The first stanza of "I have a Bird in spring" tells the story of a joy cut short. In spring, the speaker says, they had a little bird that sung to them. But "the spring decoys": that is, that happy season only deceives the speaker. As spring turns to summer, their bird up and flies away.
The poem's very shape suggests that the speaker's time with their bird was painfully brief. The speaker and bird only share the poem's two first lines before the summer comes and "Robin is gone."
Worse, the speaker is left all alone in the summer, when the "Rose appears," a symbolic time of blossoming joy. The deceptive, decoying spring feels all the more wrong-footing because it should lead into a happy summer—and doesn't.

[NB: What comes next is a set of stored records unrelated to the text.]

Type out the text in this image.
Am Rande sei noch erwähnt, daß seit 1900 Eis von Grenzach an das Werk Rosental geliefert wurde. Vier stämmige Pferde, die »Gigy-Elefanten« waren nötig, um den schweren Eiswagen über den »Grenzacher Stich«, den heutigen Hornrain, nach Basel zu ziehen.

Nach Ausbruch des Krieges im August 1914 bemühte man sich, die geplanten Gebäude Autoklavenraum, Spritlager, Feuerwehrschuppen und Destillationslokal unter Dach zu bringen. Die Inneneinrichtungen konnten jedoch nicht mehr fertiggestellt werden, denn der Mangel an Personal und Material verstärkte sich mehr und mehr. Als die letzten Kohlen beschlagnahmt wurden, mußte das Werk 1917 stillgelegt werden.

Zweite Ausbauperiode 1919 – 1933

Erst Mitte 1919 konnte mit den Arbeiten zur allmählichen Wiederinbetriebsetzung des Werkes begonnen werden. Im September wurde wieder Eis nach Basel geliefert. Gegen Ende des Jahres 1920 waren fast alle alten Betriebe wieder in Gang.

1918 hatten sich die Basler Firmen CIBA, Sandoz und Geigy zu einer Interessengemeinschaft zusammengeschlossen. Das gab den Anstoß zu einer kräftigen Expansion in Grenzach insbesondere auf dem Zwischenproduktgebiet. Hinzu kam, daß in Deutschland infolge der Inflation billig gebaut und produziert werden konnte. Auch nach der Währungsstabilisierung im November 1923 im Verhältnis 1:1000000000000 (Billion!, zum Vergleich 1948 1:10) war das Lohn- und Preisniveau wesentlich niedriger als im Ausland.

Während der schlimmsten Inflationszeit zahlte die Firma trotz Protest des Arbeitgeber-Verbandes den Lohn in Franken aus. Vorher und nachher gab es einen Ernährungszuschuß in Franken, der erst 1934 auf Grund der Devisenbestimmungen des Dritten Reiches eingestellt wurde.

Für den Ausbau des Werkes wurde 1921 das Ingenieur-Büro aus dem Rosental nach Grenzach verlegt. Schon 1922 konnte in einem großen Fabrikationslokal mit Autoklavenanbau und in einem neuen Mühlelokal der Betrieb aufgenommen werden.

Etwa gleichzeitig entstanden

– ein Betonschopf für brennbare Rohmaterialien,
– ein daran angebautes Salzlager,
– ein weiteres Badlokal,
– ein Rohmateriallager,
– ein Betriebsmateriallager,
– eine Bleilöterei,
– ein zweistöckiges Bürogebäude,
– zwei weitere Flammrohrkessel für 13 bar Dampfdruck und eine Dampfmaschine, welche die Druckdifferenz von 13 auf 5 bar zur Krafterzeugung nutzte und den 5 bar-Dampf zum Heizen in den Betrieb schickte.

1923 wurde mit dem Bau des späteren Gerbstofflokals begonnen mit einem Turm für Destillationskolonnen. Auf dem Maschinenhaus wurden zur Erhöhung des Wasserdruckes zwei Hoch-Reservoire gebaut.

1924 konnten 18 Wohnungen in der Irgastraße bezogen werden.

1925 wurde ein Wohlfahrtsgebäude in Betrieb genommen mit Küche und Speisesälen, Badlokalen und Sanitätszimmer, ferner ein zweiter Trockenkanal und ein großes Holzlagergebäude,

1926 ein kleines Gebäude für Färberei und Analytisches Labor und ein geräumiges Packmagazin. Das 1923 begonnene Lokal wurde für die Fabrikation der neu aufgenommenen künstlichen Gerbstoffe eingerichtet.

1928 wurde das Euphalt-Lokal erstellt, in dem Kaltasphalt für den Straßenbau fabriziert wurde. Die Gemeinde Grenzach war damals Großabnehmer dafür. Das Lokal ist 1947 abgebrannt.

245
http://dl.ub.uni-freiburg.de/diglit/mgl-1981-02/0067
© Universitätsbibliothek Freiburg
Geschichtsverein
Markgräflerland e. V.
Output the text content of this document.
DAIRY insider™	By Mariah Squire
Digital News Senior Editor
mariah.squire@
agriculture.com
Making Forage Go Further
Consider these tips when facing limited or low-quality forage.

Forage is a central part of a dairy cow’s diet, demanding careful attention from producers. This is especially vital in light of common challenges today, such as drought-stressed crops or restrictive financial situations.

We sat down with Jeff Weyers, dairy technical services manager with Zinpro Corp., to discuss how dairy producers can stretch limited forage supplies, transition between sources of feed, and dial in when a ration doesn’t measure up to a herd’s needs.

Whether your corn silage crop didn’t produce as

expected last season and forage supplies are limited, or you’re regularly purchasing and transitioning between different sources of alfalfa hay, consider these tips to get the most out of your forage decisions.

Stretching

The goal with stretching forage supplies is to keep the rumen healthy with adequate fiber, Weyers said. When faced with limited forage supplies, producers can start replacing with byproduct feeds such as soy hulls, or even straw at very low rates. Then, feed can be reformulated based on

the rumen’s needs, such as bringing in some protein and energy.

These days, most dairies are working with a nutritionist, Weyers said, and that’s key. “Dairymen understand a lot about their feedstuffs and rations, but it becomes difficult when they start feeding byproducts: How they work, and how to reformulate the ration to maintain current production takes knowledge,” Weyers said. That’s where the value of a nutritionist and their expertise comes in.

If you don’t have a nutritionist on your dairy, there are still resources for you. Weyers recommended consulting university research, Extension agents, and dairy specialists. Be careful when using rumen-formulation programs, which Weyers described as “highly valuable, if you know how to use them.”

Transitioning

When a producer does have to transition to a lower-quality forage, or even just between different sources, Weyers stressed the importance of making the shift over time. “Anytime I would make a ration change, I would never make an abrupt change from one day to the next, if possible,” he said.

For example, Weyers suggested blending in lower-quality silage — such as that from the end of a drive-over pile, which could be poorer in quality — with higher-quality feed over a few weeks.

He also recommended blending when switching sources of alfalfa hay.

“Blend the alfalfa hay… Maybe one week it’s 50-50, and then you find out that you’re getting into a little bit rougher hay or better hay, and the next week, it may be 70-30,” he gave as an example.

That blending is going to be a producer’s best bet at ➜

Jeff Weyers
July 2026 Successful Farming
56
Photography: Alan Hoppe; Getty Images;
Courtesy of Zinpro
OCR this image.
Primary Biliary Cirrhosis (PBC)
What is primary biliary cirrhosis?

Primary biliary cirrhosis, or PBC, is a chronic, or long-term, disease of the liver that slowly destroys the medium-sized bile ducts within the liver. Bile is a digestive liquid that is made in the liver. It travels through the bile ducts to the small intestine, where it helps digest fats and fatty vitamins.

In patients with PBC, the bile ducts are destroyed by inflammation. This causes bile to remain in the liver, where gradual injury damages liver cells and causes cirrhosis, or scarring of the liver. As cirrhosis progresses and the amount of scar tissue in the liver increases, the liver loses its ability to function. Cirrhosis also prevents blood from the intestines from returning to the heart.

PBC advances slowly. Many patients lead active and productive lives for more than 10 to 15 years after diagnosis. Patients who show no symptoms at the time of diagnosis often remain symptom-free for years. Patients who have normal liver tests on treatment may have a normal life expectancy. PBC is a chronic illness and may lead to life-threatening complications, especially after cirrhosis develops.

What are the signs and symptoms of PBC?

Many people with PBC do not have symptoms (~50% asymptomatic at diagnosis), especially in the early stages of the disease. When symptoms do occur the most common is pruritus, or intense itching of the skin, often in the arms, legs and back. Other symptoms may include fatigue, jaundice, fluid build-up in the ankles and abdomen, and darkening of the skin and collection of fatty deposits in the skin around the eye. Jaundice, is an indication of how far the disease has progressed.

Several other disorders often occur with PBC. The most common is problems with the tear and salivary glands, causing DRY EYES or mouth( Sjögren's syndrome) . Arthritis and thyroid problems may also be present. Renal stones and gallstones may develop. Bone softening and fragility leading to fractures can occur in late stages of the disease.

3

Even the poem's rhythms jar. Listen to the meter in the first lines:
I have | a Bird | in spring
Which for | myself | doth sing—
The spring | decoys.
That short third line cuts off a pattern of neat iambic trimeter (that is, lines of three iambs, metrical feet with a da-DUM rhythm) at the knees. Though the poem won't stick to those iambic feet all the way through, it will keep moving back and forth between longer lines of three beats and shorter lines of only one or two beats, a halting rhythm that evokes a struggling, faltering voice.
Everything about this first stanza, then, suggests that the bird's departure broke the speaker's heart when they were least expecting it. This will be a poem about how on earth one can cope with the shock of separation from a beloved. For now, all the stunned speaker can say is that "Robin is gone"—a line whose soft /au/ assonance sounds like a quiet moan.